Polynomial-time minimax robust mean estimation under star-shaped constraints

§ Problem Statement

Setup

Fix integers $n,N \ge 1$ , a contamination level $\epsilon \in [0,1/2)$ , a scale parameter $\sigma>0$ , and a star-shaped set $K\subseteq\mathbb{R}^n$ (that is, there exists $k^\star\in K$ such that $k^\star+t(x-k^\star)\in K$ for every $x\in K$ and $t\in[0,1]$ ). Let

d:=\sup_{u,v\in K}\|u-v\|_2\in[0,\infty].

For $\delta>0$ and $A\subseteq\mathbb{R}^n$ , let $\mathcal{M}(\delta,A)$ be the maximal cardinality of a $\delta$ -packing of $A$ in Euclidean norm (pairwise distances $>\delta$ ). For an absolute constant $c>0$ , define the local entropy

\mathcal{M}^{\mathrm{loc}}_K(\eta,c):=\sup_{\nu\in K}\mathcal{M}(\eta/c,\;B(\nu,\eta)\cap K),\qquad \eta>0,

and define

\eta^\star:=\sup\left\{\eta\ge 0:\frac{N\eta^2}{\sigma^2}\le \log \mathcal{M}^{\mathrm{loc}}_K(\eta,c)\right\}.
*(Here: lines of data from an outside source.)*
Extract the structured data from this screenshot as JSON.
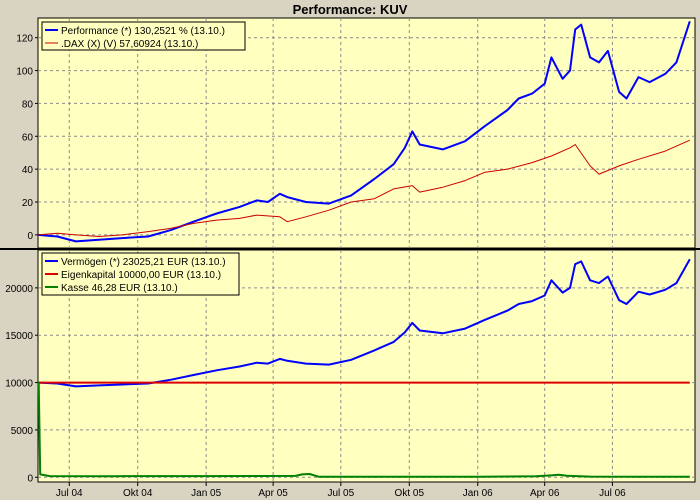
{
  "chart_data": [
    {
      "type": "line",
      "title": "Performance: KUV",
      "ylim": [
        -8,
        132
      ],
      "yticks": [
        0,
        20,
        40,
        60,
        80,
        100,
        120
      ],
      "grid": true,
      "legend_position": "top-left",
      "x_tick_labels": [
        "Jul 04",
        "Okt 04",
        "Jan 05",
        "Apr 05",
        "Jul 05",
        "Okt 05",
        "Jan 06",
        "Apr 06",
        "Jul 06"
      ],
      "x_tick_dates": [
        "2004-07-01",
        "2004-10-01",
        "2005-01-01",
        "2005-04-01",
        "2005-07-01",
        "2005-10-01",
        "2006-01-01",
        "2006-04-01",
        "2006-07-01"
      ],
      "x_range": [
        "2004-05-20",
        "2006-10-20"
      ],
      "series": [
        {
          "name": "Performance (*) 130,2521 % (13.10.)",
          "color": "#0000ff",
          "x": [
            "2004-05-20",
            "2004-06-15",
            "2004-07-10",
            "2004-08-10",
            "2004-09-10",
            "2004-10-15",
            "2004-11-15",
            "2004-12-15",
            "2005-01-15",
            "2005-02-15",
            "2005-03-10",
            "2005-03-25",
            "2005-04-10",
            "2005-04-20",
            "2005-05-15",
            "2005-06-15",
            "2005-07-15",
            "2005-08-15",
            "2005-09-10",
            "2005-09-25",
            "2005-10-05",
            "2005-10-15",
            "2005-11-15",
            "2005-12-15",
            "2006-01-10",
            "2006-02-10",
            "2006-02-25",
            "2006-03-15",
            "2006-04-01",
            "2006-04-10",
            "2006-04-25",
            "2006-05-05",
            "2006-05-12",
            "2006-05-20",
            "2006-06-01",
            "2006-06-13",
            "2006-06-25",
            "2006-07-10",
            "2006-07-20",
            "2006-08-05",
            "2006-08-20",
            "2006-09-10",
            "2006-09-25",
            "2006-10-13"
          ],
          "values": [
            0,
            -1,
            -4,
            -3,
            -2,
            -1,
            3,
            8,
            13,
            17,
            21,
            20,
            25,
            23,
            20,
            19,
            24,
            34,
            43,
            53,
            63,
            55,
            52,
            57,
            66,
            76,
            83,
            86,
            92,
            108,
            95,
            100,
            125,
            128,
            108,
            105,
            112,
            87,
            83,
            96,
            93,
            98,
            105,
            130
          ]
        },
        {
          "name": ".DAX (X) (V) 57,60924 (13.10.)",
          "color": "#cc0000",
          "x": [
            "2004-05-20",
            "2004-06-15",
            "2004-07-10",
            "2004-08-10",
            "2004-09-10",
            "2004-10-15",
            "2004-11-15",
            "2004-12-15",
            "2005-01-15",
            "2005-02-15",
            "2005-03-10",
            "2005-04-10",
            "2005-04-20",
            "2005-05-15",
            "2005-06-15",
            "2005-07-15",
            "2005-08-15",
            "2005-09-10",
            "2005-10-05",
            "2005-10-15",
            "2005-11-15",
            "2005-12-15",
            "2006-01-10",
            "2006-02-10",
            "2006-03-15",
            "2006-04-10",
            "2006-05-05",
            "2006-05-12",
            "2006-06-01",
            "2006-06-13",
            "2006-07-10",
            "2006-08-05",
            "2006-09-10",
            "2006-10-13"
          ],
          "values": [
            0,
            1,
            0,
            -1,
            0,
            2,
            4,
            7,
            9,
            10,
            12,
            11,
            8,
            11,
            15,
            20,
            22,
            28,
            30,
            26,
            29,
            33,
            38,
            40,
            44,
            48,
            53,
            55,
            42,
            37,
            42,
            46,
            51,
            57.6
          ]
        }
      ]
    },
    {
      "type": "line",
      "ylim": [
        -500,
        24000
      ],
      "yticks": [
        0,
        5000,
        10000,
        15000,
        20000
      ],
      "grid": true,
      "legend_position": "top-left",
      "x_tick_labels": [
        "Jul 04",
        "Okt 04",
        "Jan 05",
        "Apr 05",
        "Jul 05",
        "Okt 05",
        "Jan 06",
        "Apr 06",
        "Jul 06"
      ],
      "x_tick_dates": [
        "2004-07-01",
        "2004-10-01",
        "2005-01-01",
        "2005-04-01",
        "2005-07-01",
        "2005-10-01",
        "2006-01-01",
        "2006-04-01",
        "2006-07-01"
      ],
      "x_range": [
        "2004-05-20",
        "2006-10-20"
      ],
      "series": [
        {
          "name": "Vermögen (*) 23025,21 EUR (13.10.)",
          "color": "#0000ff",
          "x": [
            "2004-05-20",
            "2004-06-15",
            "2004-07-10",
            "2004-08-10",
            "2004-09-10",
            "2004-10-15",
            "2004-11-15",
            "2004-12-15",
            "2005-01-15",
            "2005-02-15",
            "2005-03-10",
            "2005-03-25",
            "2005-04-10",
            "2005-04-20",
            "2005-05-15",
            "2005-06-15",
            "2005-07-15",
            "2005-08-15",
            "2005-09-10",
            "2005-09-25",
            "2005-10-05",
            "2005-10-15",
            "2005-11-15",
            "2005-12-15",
            "2006-01-10",
            "2006-02-10",
            "2006-02-25",
            "2006-03-15",
            "2006-04-01",
            "2006-04-10",
            "2006-04-25",
            "2006-05-05",
            "2006-05-12",
            "2006-05-20",
            "2006-06-01",
            "2006-06-13",
            "2006-06-25",
            "2006-07-10",
            "2006-07-20",
            "2006-08-05",
            "2006-08-20",
            "2006-09-10",
            "2006-09-25",
            "2006-10-13"
          ],
          "values": [
            10000,
            9900,
            9600,
            9700,
            9800,
            9900,
            10300,
            10800,
            11300,
            11700,
            12100,
            12000,
            12500,
            12300,
            12000,
            11900,
            12400,
            13400,
            14300,
            15300,
            16300,
            15500,
            15200,
            15700,
            16600,
            17600,
            18300,
            18600,
            19200,
            20800,
            19500,
            20000,
            22500,
            22800,
            20800,
            20500,
            21200,
            18700,
            18300,
            19600,
            19300,
            19800,
            20500,
            23025
          ]
        },
        {
          "name": "Eigenkapital 10000,00 EUR (13.10.)",
          "color": "#dd0000",
          "x": [
            "2004-05-20",
            "2006-10-13"
          ],
          "values": [
            10000,
            10000
          ]
        },
        {
          "name": "Kasse 46,28 EUR (13.10.)",
          "color": "#008000",
          "x": [
            "2004-05-20",
            "2004-05-21",
            "2004-05-23",
            "2004-06-05",
            "2004-09-01",
            "2005-01-01",
            "2005-05-01",
            "2005-05-10",
            "2005-05-20",
            "2005-06-01",
            "2006-01-01",
            "2006-03-20",
            "2006-04-01",
            "2006-04-10",
            "2006-04-20",
            "2006-05-01",
            "2006-06-01",
            "2006-10-13"
          ],
          "values": [
            10000,
            10000,
            300,
            120,
            110,
            120,
            140,
            300,
            350,
            60,
            60,
            100,
            150,
            200,
            260,
            150,
            70,
            46
          ]
        }
      ]
    }
  ]
}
This setup follows Prasadan & Neykov (2024).

Data model: there are unobserved clean samples $\widetilde X_i=\mu+\xi_i$ , $i=1,\dots,N$ , with unknown $\mu\in K$ . An adversary, after seeing all clean samples and the estimation procedure, outputs observed samples $X_1,\dots,X_N$ by changing at most $\epsilon N$ coordinates arbitrarily. Denote by $\mathfrak C_\epsilon$ the class of all such contamination mechanisms. The estimator $\widehat\mu$ is any measurable function of $(X_1,\dots,X_N)$ .

Noise regimes:

Gaussian: $\xi_i\stackrel{iid}{\sim}N(0,\sigma^2 I_n)$ .
Known-or-sign-symmetric sub-Gaussian: $\xi_i$ are iid mean-zero sub-Gaussian vectors with parameter at most $\sigma$ , and either the full noise law is known or $\xi_i\stackrel{d}{=}-\xi_i$ .

Unsolved Problem

Unknown sub-Gaussian: $\xi_i$ are iid mean-zero sub-Gaussian vectors with parameter at most $\sigma$ , with otherwise unknown law.

§ Discussion

Loading discussion…

§ Known Partial Results

Prasadan et al. (2024): This paper proves the above minimax rates information-theoretically and gives matching (but computationally hard) procedures in the stated small-contamination regime. Prior efficient methods either need stronger assumptions (e.g., symmetry/known structure) or are rate-suboptimal in general unknown-noise settings.

§ References

[1]

Information Theoretic Limits of Robust Sub-Gaussian Mean Estimation Under Star-Shaped Constraints

Akshay Prasadan, Matey Neykov (2024)

Annals of Statistics (to appear)

📍 Section 6 (Discussion and Future Work), first paragraph, which asks for "computationally efficient algorithms achieving the same performance under various constraints for the mean".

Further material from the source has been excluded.